あ……城の外にいた、残ってたキラ・シが、死体をまたいで走って行った。辺りも、今から制圧するんだ。そっか……それが、今日中なのは変わりないんだ?
あっ!
「リョウさんっ! 他のお城も女の人がいるんだよっ! あの人達に伝えてっ! 殺さないでって!」
「他の城でも、これだけの待ち伏せをされてるかもしれん。戦わないふりをして誘い込むとはタチが悪い。そんな部族の女はいらん」
……そっかー……
そんな部族の女はいらないんだ?
女の人なら誰でもいいわけじゃ、ないんだね…………
玄関の外を、サナ君達が警戒して、そのお城側に子供たちがいるみたい。玄関通路は完全に開けてある。逃げるためだね。
なんかもっと、考えることないかな……首が痛いけど、天井以外を見ると、真っ赤なピカソが目に入るからやだ。
そっか…………
あそこで時間があってもこうなるのか…………
そう言えば、羅季(らき)城って、毎回あの待ち伏せがあるよね。
元々、そういう戦法を取る人達なんだろうな。
お城の外に投げ出されてた剣も、そういえば、100本あったわけじゃなかった。
「リョウ叔父! これ、女の子っ! 女の子っ! 俺のだぜっ! 俺のっ!」
すっごい勢いでサル・シュくんが戻ってきた。

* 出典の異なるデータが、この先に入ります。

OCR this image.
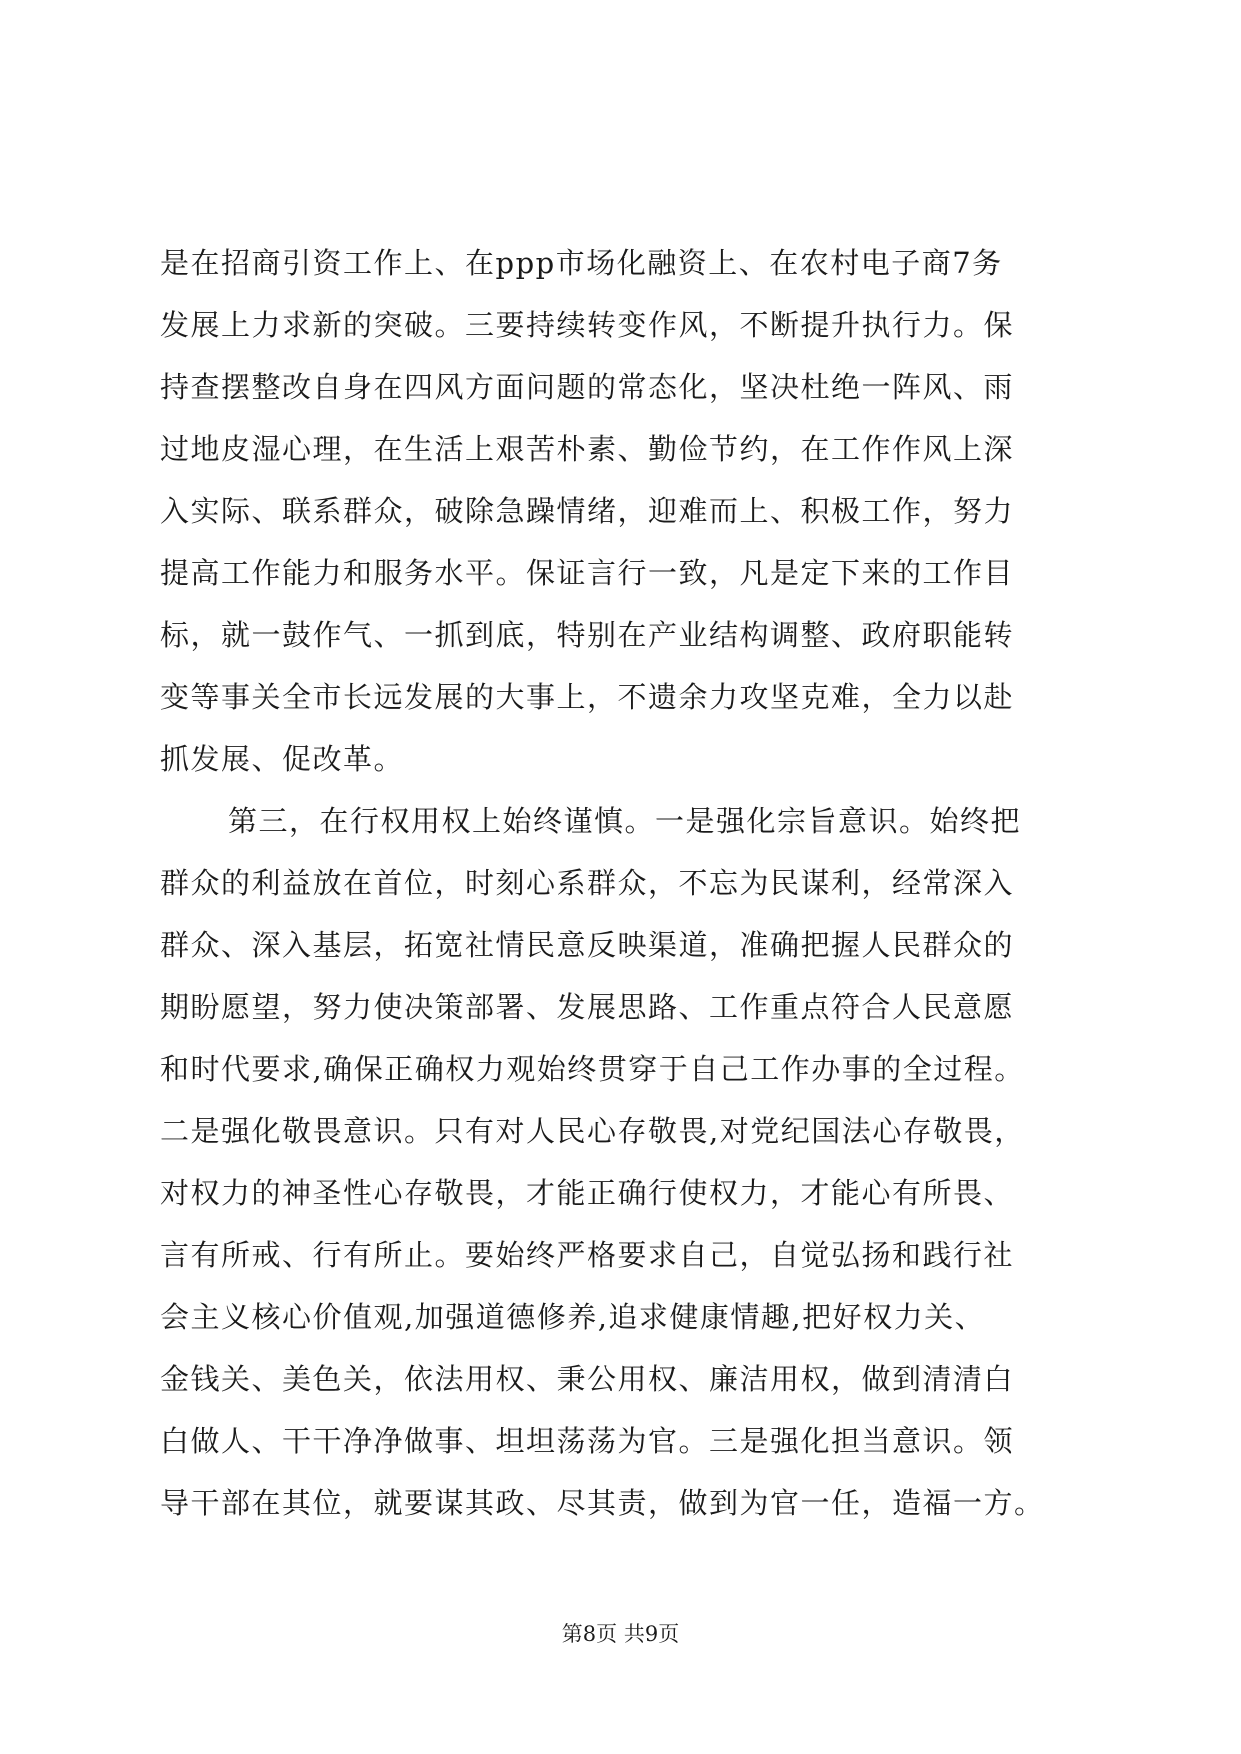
是在招商引资工作上、在ppp市场化融资上、在农村电子商7务
发展上力求新的突破。三要持续转变作风，不断提升执行力。保
持查摆整改自身在四风方面问题的常态化，坚决杜绝一阵风、雨
过地皮湿心理，在生活上艰苦朴素、勤俭节约，在工作作风上深
入实际、联系群众，破除急躁情绪，迎难而上、积极工作，努力
提高工作能力和服务水平。保证言行一致，凡是定下来的工作目
标，就一鼓作气、一抓到底，特别在产业结构调整、政府职能转
变等事关全市长远发展的大事上，不遗余力攻坚克难，全力以赴
抓发展、促改革。
第三，在行权用权上始终谨慎。一是强化宗旨意识。始终把
群众的利益放在首位，时刻心系群众，不忘为民谋利，经常深入
群众、深入基层，拓宽社情民意反映渠道，准确把握人民群众的
期盼愿望，努力使决策部署、发展思路、工作重点符合人民意愿
和时代要求,确保正确权力观始终贯穿于自己工作办事的全过程。
二是强化敬畏意识。只有对人民心存敬畏,对党纪国法心存敬畏，
对权力的神圣性心存敬畏，才能正确行使权力，才能心有所畏、
言有所戒、行有所止。要始终严格要求自己，自觉弘扬和践行社
会主义核心价值观,加强道德修养,追求健康情趣,把好权力关、
金钱关、美色关，依法用权、秉公用权、廉洁用权，做到清清白
白做人、干干净净做事、坦坦荡荡为官。三是强化担当意识。领
导干部在其位，就要谋其政、尽其责，做到为官一任，造福一方。
第8页 共9页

嬉しそうな顔して。
まだマキメイさんとかいないのにっ!
「サル・シュ、中は広いのか?」
「あー? うん、一本道の突き当たり」
「あ、それ、戸を開けてないよっ! リョウさんっ、戸!」
丁度、リョウさんが大扉を潜り掛けてたから、そこの戸を手でパタパタ動かした。
「これ、戸! 戸板。これをこう閉めたら」
大扉の片側を閉めたら、サル・シュくんが慌ててこっちに跳び出してきた。泣いたミアちゃんを、刀を持ったまま、両手で抱えて揺さぶって泣き止ませた。ホントに、あやすの巧いね。
「ナニソレっ! 動くのかよっ!」
そこにいたキラ・シの全員で、そこから見える戸を開け閉めした。
そのあと、女官さんとか出てきて、ミアちゃんとマキメイさんの騒動もあって……全員に、手を広げるように先に言ったから、あの、羅季礼をして殺される男の人もいなかった。
良かった……一人死ぬ人が減った。皇帝の運命は変わらなかったけど、この人達は、毎回全員死んでるから……

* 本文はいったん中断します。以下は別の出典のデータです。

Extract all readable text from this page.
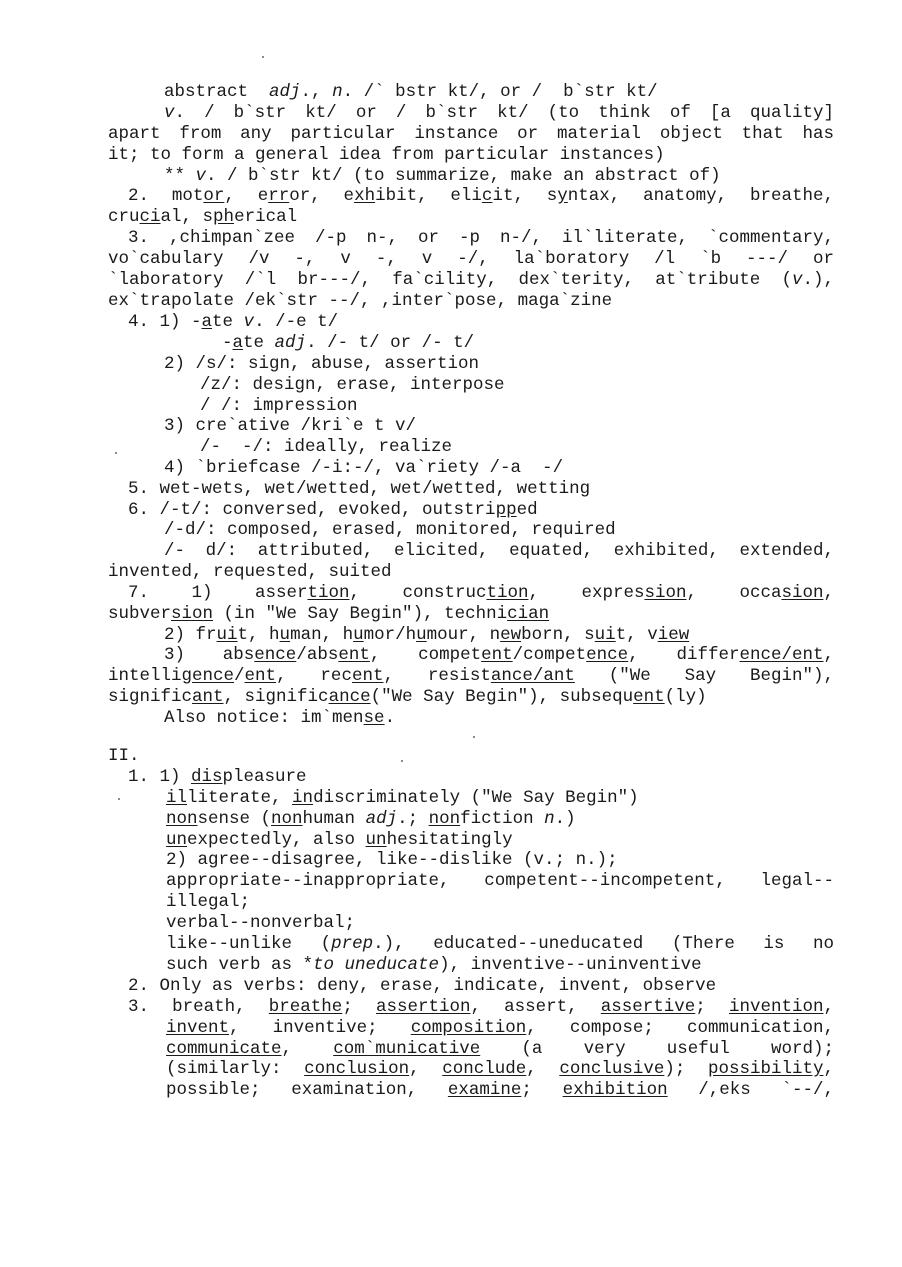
abstract  adj., n. /` bstr kt/, or /  b`str kt/
v. / b`str kt/ or / b`str kt/ (to think of [a quality]
apart from any particular instance or material object that has
it; to form a general idea from particular instances)
** v. / b`str kt/ (to summarize, make an abstract of)
2. motor, error, exhibit, elicit, syntax, anatomy, breathe,
crucial, spherical
3. ,chimpan`zee /-p n-, or -p n-/, il`literate, `commentary,
vo`cabulary /v -, v -, v -/, la`boratory /l `b ---/ or
`laboratory /`l br---/, fa`cility, dex`terity, at`tribute (v.),
ex`trapolate /ek`str --/, ,inter`pose, maga`zine
4. 1) -ate v. /-e t/
-ate adj. /- t/ or /- t/
2) /s/: sign, abuse, assertion
/z/: design, erase, interpose
/ /: impression
3) cre`ative /kri`e t v/
/-  -/: ideally, realize
4) `briefcase /-i:-/, va`riety /-a  -/
5. wet-wets, wet/wetted, wet/wetted, wetting
6. /-t/: conversed, evoked, outstripped
/-d/: composed, erased, monitored, required
/- d/: attributed, elicited, equated, exhibited, extended,
invented, requested, suited
7. 1) assertion, construction, expression, occasion,
subversion (in "We Say Begin"), technician
2) fruit, human, humor/humour, newborn, suit, view
3) absence/absent, competent/competence, difference/ent,
intelligence/ent, recent, resistance/ant ("We Say Begin"),
significant, significance("We Say Begin"), subsequent(ly)
Also notice: im`mense.
II.
1. 1) displeasure
illiterate, indiscriminately ("We Say Begin")
nonsense (nonhuman adj.; nonfiction n.)
unexpectedly, also unhesitatingly
2) agree--disagree, like--dislike (v.; n.);
appropriate--inappropriate, competent--incompetent, legal--
illegal;
verbal--nonverbal;
like--unlike (prep.), educated--uneducated (There is no
such verb as *to uneducate), inventive--uninventive
2. Only as verbs: deny, erase, indicate, invent, observe
3. breath, breathe; assertion, assert, assertive; invention,
invent, inventive; composition, compose; communication,
communicate, com`municative (a very useful word);
(similarly: conclusion, conclude, conclusive); possibility,
possible; examination, examine; exhibition /,eks `--/,
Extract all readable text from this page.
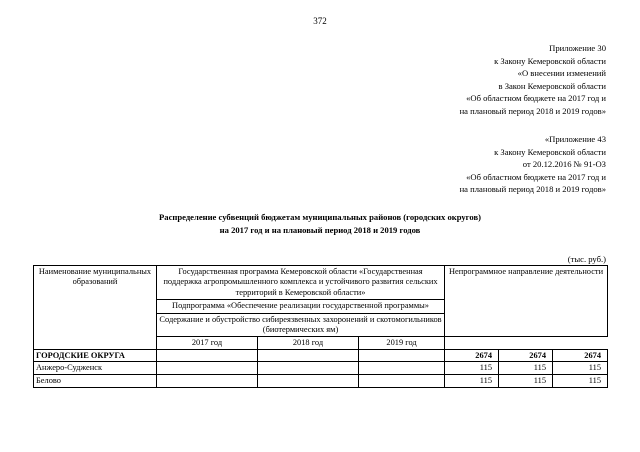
372
Приложение 30
к Закону Кемеровской области
«О внесении изменений
в Закон Кемеровской области
«Об областном бюджете на 2017 год и
на плановый период 2018 и 2019 годов»
«Приложение 43
к Закону Кемеровской области
от 20.12.2016 № 91-ОЗ
«Об областном бюджете на 2017 год и
на плановый период 2018 и 2019 годов»
Распределение субвенций бюджетам муниципальных районов (городских округов)
на 2017 год и на плановый период 2018 и 2019 годов
(тыс. руб.)
Наименование муниципальных образований	Государственная программа Кемеровской области «Государственная поддержка агропромышленного комплекса и устойчивого развития сельских территорий в Кемеровской области»			Непрограммное направление деятельности		
	Подпрограмма «Обеспечение реализации государственной программы»					
	Содержание и обустройство сибиреязвенных захоронений и скотомогильников (биотермических ям)					
	2017 год	2018 год	2019 год		
ГОРОДСКИЕ ОКРУГА				2674	2674	2674
Анжеро-Судженск				115	115	115
Белово				115	115	115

ガリさんも階段を上がってって、リョウさんが一階をぐるりと見て回った。といっても、馬で入れない小さなドアはくぐってない。
軽く指笛が聞こえた。
『族長から副族長へ』だ。リョウさんが階段を馬で上がっていく。
そうだよね、お城の中なんだから、これぐらい音量下げて吹いてくれたらいいのに。こういうの、ガリさん巧いのかな? ハウリングもせず、丁度いい音だった。

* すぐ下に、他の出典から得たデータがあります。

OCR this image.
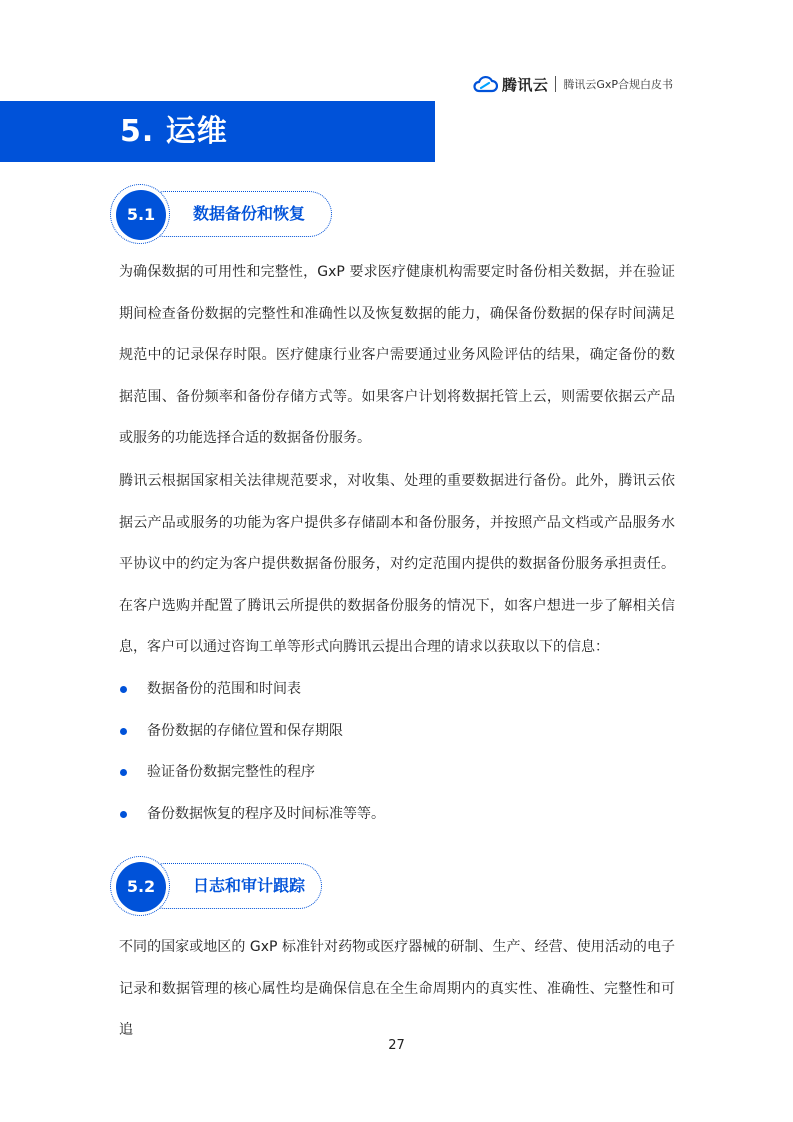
腾讯云 腾讯云GxP合规白皮书
5. 运维
数据备份和恢复
5.1

为确保数据的可用性和完整性，GxP 要求医疗健康机构需要定时备份相关数据，并在验证期间检查备份数据的完整性和准确性以及恢复数据的能力，确保备份数据的保存时间满足规范中的记录保存时限。医疗健康行业客户需要通过业务风险评估的结果，确定备份的数据范围、备份频率和备份存储方式等。如果客户计划将数据托管上云，则需要依据云产品或服务的功能选择合适的数据备份服务。

腾讯云根据国家相关法律规范要求，对收集、处理的重要数据进行备份。此外，腾讯云依据云产品或服务的功能为客户提供多存储副本和备份服务，并按照产品文档或产品服务水平协议中的约定为客户提供数据备份服务，对约定范围内提供的数据备份服务承担责任。在客户选购并配置了腾讯云所提供的数据备份服务的情况下，如客户想进一步了解相关信息，客户可以通过咨询工单等形式向腾讯云提出合理的请求以获取以下的信息：

数据备份的范围和时间表
备份数据的存储位置和保存期限
验证备份数据完整性的程序
备份数据恢复的程序及时间标准等等。
日志和审计跟踪
5.2

不同的国家或地区的 GxP 标准针对药物或医疗器械的研制、生产、经营、使用活动的电子记录和数据管理的核心属性均是确保信息在全生命周期内的真实性、准确性、完整性和可追

27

一番上? 前は、ここが惨状だった。今は、少し太った女の人が一人立ってるだけ。
玉座と、その向こうに開いた窓。
窓の右側にある大きな花瓶に白い花が刺さってた。月下美人より、大きな……凄い、甘い、香り? これ、この花のかな?
前もあったんだろうけど、多分、ひっくり返って血に濡れてたから見なかったんだろうな。
「ハル。赤子がいる」
ガリさんは、ソレだけ言って、降りて行った。リョウさんが部屋をぐるりと回って、その女の人の側に立つ。
「このかたが、陛下のご子息?」
「ああっ! 羅季語がお分かりになるのですかっ! そうですっ、陛下の、唯一のご嫡子にございますっ!」
うわ……本当に、凄い金髪。というか、産まれたばかりでこんな髪の毛ってあるもの?